Materials and methods

Principles of method if other than guideline:

- Hierarchical method: The property for a given query compound is estimated using the weighted average of the predictions from several different models. The different models are obtained by using Ward’s method to divide the training set into a series of structurally similar clusters. A genetic algorithm based technique is used to generate models for each cluster. The models are generated prior to runtime.
- FDA method: The prediction for each test chemical is made using a new model that is fit to the chemicals that are most similar to the test compound. Each model is generated at runtime.
- Single model method: Predictions are made using a multilinear regression model that is fit to the training set (using molecular descriptors as independent variables) using a genetic algorithm based approach. The regression model is generated prior to runtime.
- Group contribution method: Predictions are made using a multilinear regression model that is fit to the training set (using molecular fragment counts as independent variables). The regression model is generated prior to runtime.
- Nearest neighbor method: The predicted property is estimated by taking an average of the 3 chemicals in the training set that are most similar to the test chemical.
- Consensus method: The predicted property is estimated by taking an average of the predicted toxicities from the above QSAR methods (provided the predictions are within the respective applicability domains).

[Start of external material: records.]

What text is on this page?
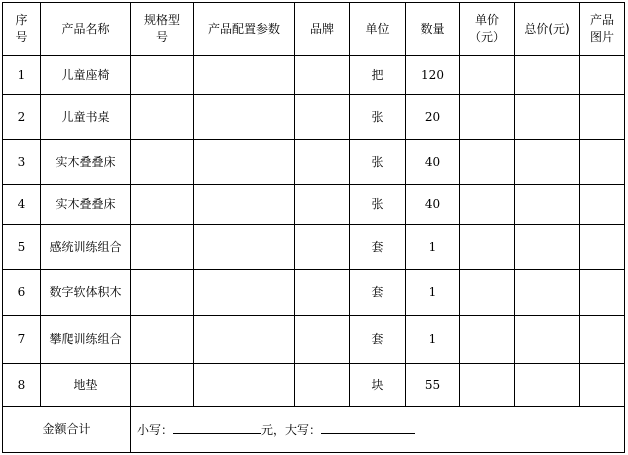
序号	产品名称	规格型号	产品配置参数	品牌	单位	数量	单价（元）	总价(元)	产品图片

1	儿童座椅				把	120			
2	儿童书桌				张	20			
3	实木叠叠床				张	40			
4	实木叠叠床				张	40			
5	感统训练组合				套	1			
6	数字软体积木				套	1			
7	攀爬训练组合				套	1			
8	地垫				块	55			
金额合计		小写： 元，大写：							
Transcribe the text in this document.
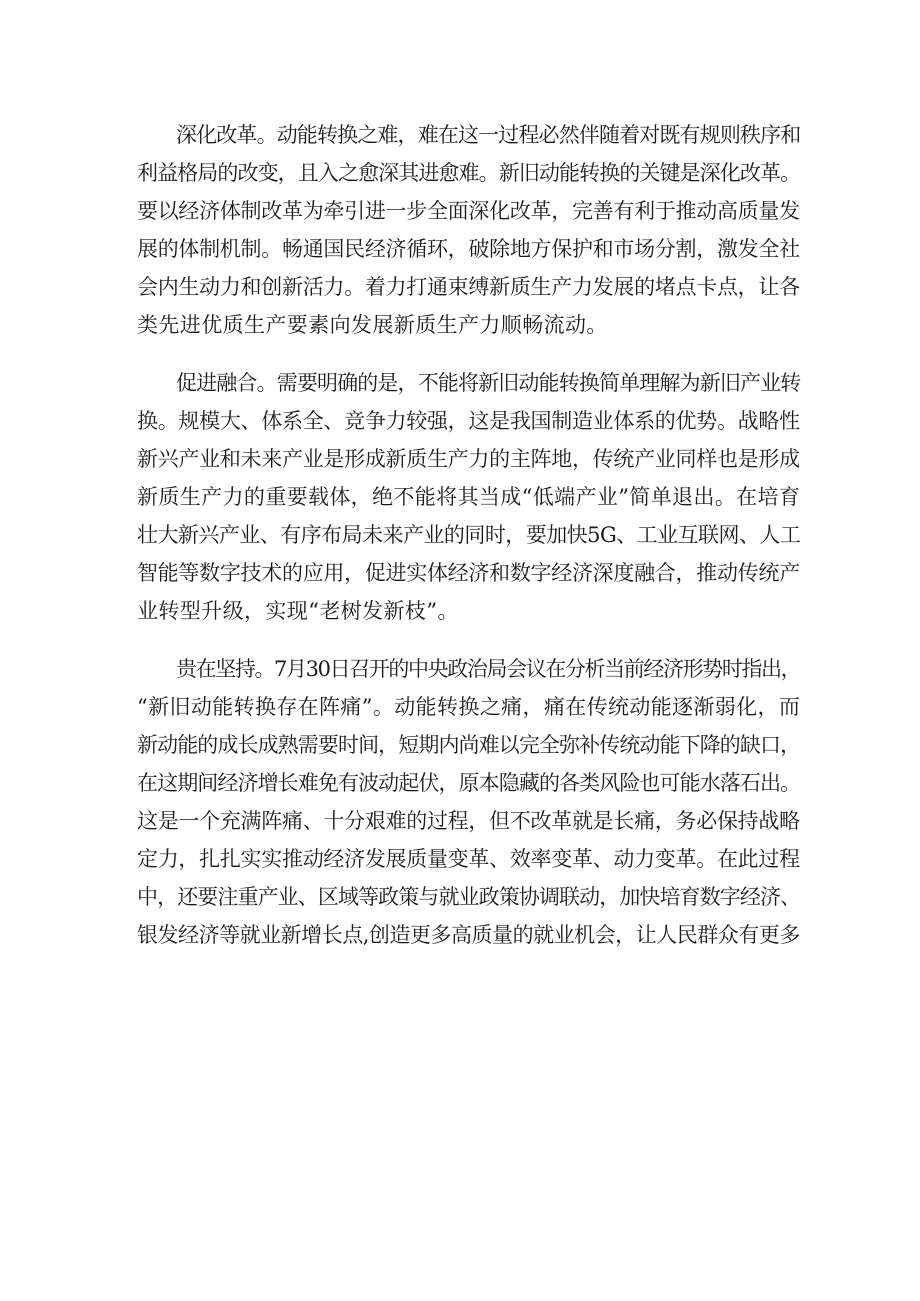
深化改革。动能转换之难，难在这一过程必然伴随着对既有规则秩序和
利益格局的改变，且入之愈深其进愈难。新旧动能转换的关键是深化改革。
要以经济体制改革为牵引进一步全面深化改革，完善有利于推动高质量发
展的体制机制。畅通国民经济循环，破除地方保护和市场分割，激发全社
会内生动力和创新活力。着力打通束缚新质生产力发展的堵点卡点，让各
类先进优质生产要素向发展新质生产力顺畅流动。
促进融合。需要明确的是，不能将新旧动能转换简单理解为新旧产业转
换。规模大、体系全、竞争力较强，这是我国制造业体系的优势。战略性
新兴产业和未来产业是形成新质生产力的主阵地，传统产业同样也是形成
新质生产力的重要载体，绝不能将其当成“低端产业”简单退出。在培育
壮大新兴产业、有序布局未来产业的同时，要加快5G、工业互联网、人工
智能等数字技术的应用，促进实体经济和数字经济深度融合，推动传统产
业转型升级，实现“老树发新枝”。
贵在坚持。7月30日召开的中央政治局会议在分析当前经济形势时指出，
“新旧动能转换存在阵痛”。动能转换之痛，痛在传统动能逐渐弱化，而
新动能的成长成熟需要时间，短期内尚难以完全弥补传统动能下降的缺口，
在这期间经济增长难免有波动起伏，原本隐藏的各类风险也可能水落石出。
这是一个充满阵痛、十分艰难的过程，但不改革就是长痛，务必保持战略
定力，扎扎实实推动经济发展质量变革、效率变革、动力变革。在此过程
中，还要注重产业、区域等政策与就业政策协调联动，加快培育数字经济、
银发经济等就业新增长点,创造更多高质量的就业机会，让人民群众有更多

The reported oral rat LD50 values have been calculated using the consensus method.

GLP compliance:

no

Test type:

other: QSAR

Test material

Test animals

Species:

rat

Results and discussion

Any other information on results incl. tables

The substance is a UVCB therefore various structures were assessed (see Appendix I of QPRF attached below for details of the structure).

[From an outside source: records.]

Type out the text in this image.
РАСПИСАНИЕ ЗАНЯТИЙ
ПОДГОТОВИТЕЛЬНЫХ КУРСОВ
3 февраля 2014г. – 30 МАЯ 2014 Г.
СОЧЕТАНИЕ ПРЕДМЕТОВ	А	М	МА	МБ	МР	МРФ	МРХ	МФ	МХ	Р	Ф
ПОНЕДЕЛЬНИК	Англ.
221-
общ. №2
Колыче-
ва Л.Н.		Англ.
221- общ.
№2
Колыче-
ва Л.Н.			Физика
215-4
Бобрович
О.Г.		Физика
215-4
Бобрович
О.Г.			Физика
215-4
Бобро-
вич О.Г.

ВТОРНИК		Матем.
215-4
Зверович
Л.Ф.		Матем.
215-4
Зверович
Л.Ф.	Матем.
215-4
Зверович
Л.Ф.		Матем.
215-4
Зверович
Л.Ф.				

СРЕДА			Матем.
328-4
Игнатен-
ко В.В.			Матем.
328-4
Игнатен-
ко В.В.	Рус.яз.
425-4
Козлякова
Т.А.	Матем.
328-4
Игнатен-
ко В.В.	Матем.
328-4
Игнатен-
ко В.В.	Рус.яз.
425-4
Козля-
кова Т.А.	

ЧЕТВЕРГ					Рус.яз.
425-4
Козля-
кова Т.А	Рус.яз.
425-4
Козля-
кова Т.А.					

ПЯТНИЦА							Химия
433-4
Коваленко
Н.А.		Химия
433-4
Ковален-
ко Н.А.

Applicant's summary and conclusion

Interpretation of results:

Toxicity Category IV

Remarks:

Migrated information Criteria used for interpretation of results: EU

Conclusions:

The acute oral toxicity of the substance to the rat was assessed using US EPA T.E.S.T. v4.1 QSAR tool. The mean oral LD50 is 1269.02 mg/kg bw with a range of 416.34 to 2622.07 mg/kg bw. The substance is therefore classified as acute oral toxicity category 4 in accordance with the CLP Regulation.

Executive summary:

The acute oral toxicity of the substance to the rat was assessed using US EPA T.E.S.T. v4.1 QSAR tool. The mean oral LD50 is 1269.02 mg/kg bw with a range of 416.34 to 2622.07 mg/kg bw. The substance is classified as acute oral toxicity category 4 in accordance with the CLP Regulation.

The substance is a UVCB therefore various structures were assessed.